Prague, Feb 22 (CTK) – The preservation of Czech citizens’ rights, economic ties and alliance in the military sphere are the Czech Republic’s priorities for negotiations about Britain’s departure from the EU, representatives of the parties in parliament agreed yesterday.
They discussed the matter at a meeting Prime Minister Bohuslav Sobotka (Social Democrats, CSSD) convoked.
He said the agreement reached is rare on the Czech political scene.
Similar meetings will be held in the future as well.
The meeting was attended by the chairmen of the CSSD, the junior government Christian Democrats (KDU-CSL), the rightist opposition Civic Democrats (ODS) and TOP 09, and the opposition Communists (KSCM) and the Dawn-National Coalition movement.
The government ANO movement was represented by MEP Pavel Telicka.
The politicians approved a statement that will be part of the Czech government’s mandate for Brexit negotiations, Sobotka said.
The party chairmen declared in it that they will strive for the closest political, economic and security relations with London.
“The Czech Republic’s major priorities for the negotiations on the conditions of the termination of the United Kingdom’s membership of the European Union is the preservation of the current access to the goods and services market, the ensuring of the rights of our citizens and a solution to budget matters,” the statement writes.
Sobotka praised the fact that both the opposition and the government were capable of finding agreement on the Czech stance.
“Yesterday is a rare moment of accord. The Chamber of Deputies has not seen many of them in the past ten or 15 years. I believe that this is a good signal of that Czech political representatives have been able to reach agreement on our national interest within the negotiations that the European Union will conduct,” Sobotka said at a press conference after the meeting.
He said the group will continue meeting in the future probably on the level of party deputy chairpersons.
It will debate Brexit, but it could also take up an EU reform.

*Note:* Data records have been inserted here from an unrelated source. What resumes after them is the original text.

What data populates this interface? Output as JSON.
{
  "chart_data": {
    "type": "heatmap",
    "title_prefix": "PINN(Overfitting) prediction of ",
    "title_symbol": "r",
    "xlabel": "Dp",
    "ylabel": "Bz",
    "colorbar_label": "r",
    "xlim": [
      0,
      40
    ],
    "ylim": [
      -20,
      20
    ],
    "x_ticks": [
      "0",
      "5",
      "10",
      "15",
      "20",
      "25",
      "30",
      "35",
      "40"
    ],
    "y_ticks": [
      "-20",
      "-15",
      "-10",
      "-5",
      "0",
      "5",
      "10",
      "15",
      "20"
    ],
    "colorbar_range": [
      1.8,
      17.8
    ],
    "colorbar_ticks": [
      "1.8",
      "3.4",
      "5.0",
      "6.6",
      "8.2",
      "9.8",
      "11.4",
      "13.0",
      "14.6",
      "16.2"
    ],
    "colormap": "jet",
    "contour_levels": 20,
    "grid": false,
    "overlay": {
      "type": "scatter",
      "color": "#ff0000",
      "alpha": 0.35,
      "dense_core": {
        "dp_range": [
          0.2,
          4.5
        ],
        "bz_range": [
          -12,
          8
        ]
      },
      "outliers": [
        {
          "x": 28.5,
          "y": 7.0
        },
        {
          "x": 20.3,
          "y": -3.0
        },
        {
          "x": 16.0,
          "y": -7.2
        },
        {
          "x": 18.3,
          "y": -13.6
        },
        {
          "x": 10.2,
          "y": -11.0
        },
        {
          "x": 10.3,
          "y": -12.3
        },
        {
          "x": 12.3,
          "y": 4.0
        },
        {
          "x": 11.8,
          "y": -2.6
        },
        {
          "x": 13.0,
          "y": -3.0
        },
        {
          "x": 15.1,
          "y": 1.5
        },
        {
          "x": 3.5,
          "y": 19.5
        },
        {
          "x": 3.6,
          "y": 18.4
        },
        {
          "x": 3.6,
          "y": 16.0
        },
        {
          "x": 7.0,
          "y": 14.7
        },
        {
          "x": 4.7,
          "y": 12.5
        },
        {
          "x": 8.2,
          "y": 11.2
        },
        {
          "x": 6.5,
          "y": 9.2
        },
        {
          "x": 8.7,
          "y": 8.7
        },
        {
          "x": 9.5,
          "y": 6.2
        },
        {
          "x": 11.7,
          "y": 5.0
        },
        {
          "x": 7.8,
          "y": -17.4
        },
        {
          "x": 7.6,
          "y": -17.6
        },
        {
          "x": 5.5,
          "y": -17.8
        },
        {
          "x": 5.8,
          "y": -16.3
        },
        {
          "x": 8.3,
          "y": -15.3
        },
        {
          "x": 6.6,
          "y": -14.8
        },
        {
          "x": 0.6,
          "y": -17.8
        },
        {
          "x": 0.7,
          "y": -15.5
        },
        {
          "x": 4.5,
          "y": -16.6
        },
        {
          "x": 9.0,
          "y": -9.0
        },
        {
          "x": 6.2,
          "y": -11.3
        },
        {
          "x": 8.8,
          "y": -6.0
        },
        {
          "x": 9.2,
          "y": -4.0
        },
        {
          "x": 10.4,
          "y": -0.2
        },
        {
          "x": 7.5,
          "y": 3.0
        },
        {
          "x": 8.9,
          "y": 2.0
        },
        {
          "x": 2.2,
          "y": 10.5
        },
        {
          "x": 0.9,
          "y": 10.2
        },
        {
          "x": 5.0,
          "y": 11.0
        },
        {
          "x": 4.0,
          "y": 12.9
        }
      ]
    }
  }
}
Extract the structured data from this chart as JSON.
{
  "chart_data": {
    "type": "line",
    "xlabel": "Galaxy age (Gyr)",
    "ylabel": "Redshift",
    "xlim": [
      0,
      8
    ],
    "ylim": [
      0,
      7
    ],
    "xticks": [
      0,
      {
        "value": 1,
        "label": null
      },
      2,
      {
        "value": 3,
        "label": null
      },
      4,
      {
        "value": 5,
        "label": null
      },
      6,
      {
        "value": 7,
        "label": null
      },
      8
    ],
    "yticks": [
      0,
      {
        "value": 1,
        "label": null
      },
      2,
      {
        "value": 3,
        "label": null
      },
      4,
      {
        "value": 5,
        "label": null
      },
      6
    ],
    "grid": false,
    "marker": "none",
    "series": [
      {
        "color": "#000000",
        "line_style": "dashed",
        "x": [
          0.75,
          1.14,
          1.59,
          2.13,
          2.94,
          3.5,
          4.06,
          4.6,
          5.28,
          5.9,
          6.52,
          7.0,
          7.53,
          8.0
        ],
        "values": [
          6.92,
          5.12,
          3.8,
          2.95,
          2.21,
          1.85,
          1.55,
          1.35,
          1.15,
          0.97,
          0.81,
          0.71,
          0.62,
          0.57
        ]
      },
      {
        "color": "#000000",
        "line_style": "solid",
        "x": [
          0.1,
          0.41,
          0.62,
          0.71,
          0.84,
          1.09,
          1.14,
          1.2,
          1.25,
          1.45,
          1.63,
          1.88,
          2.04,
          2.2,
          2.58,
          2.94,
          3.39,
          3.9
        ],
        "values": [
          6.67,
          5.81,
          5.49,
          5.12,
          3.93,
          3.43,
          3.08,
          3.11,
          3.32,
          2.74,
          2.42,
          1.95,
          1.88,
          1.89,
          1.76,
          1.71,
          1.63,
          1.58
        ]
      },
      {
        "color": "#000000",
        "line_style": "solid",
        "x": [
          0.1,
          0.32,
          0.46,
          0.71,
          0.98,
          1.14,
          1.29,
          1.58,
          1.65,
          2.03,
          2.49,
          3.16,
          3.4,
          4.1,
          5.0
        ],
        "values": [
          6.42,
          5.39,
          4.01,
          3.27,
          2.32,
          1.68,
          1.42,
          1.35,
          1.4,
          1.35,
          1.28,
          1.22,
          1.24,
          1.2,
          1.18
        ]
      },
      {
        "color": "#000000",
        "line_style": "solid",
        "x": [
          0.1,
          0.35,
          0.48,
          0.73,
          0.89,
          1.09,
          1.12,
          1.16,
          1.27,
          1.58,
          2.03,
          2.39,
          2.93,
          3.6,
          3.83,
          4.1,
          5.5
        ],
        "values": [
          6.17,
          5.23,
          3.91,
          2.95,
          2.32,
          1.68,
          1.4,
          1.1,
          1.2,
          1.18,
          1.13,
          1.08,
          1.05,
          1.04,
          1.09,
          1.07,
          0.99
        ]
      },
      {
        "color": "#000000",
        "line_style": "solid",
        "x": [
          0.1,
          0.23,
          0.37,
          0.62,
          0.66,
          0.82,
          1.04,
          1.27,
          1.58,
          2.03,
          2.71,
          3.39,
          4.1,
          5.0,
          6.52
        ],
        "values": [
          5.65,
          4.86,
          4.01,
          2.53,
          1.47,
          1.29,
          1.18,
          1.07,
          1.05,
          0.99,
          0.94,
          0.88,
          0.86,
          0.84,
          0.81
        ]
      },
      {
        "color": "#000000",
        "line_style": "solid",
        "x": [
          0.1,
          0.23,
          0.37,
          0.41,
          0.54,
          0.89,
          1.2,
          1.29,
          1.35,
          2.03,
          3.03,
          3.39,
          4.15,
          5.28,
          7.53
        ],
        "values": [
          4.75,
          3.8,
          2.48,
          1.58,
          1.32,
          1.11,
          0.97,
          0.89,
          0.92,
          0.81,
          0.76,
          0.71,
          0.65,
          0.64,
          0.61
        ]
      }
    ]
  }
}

The EU member countries will be jointly negotiating about Britain’s withdrawal from the EU. They are to start in March after Prime Minister Theresa May announces in Brussels that her country is leaving the Union based on the results of last year’s referendum.
The negotiations are supposed not to be easy. Disputes are mainly expected in the field of free movement and access to the EU market. May has made it clear that she wants a “hard” Brexit, or Britain’s complete separation from the EU.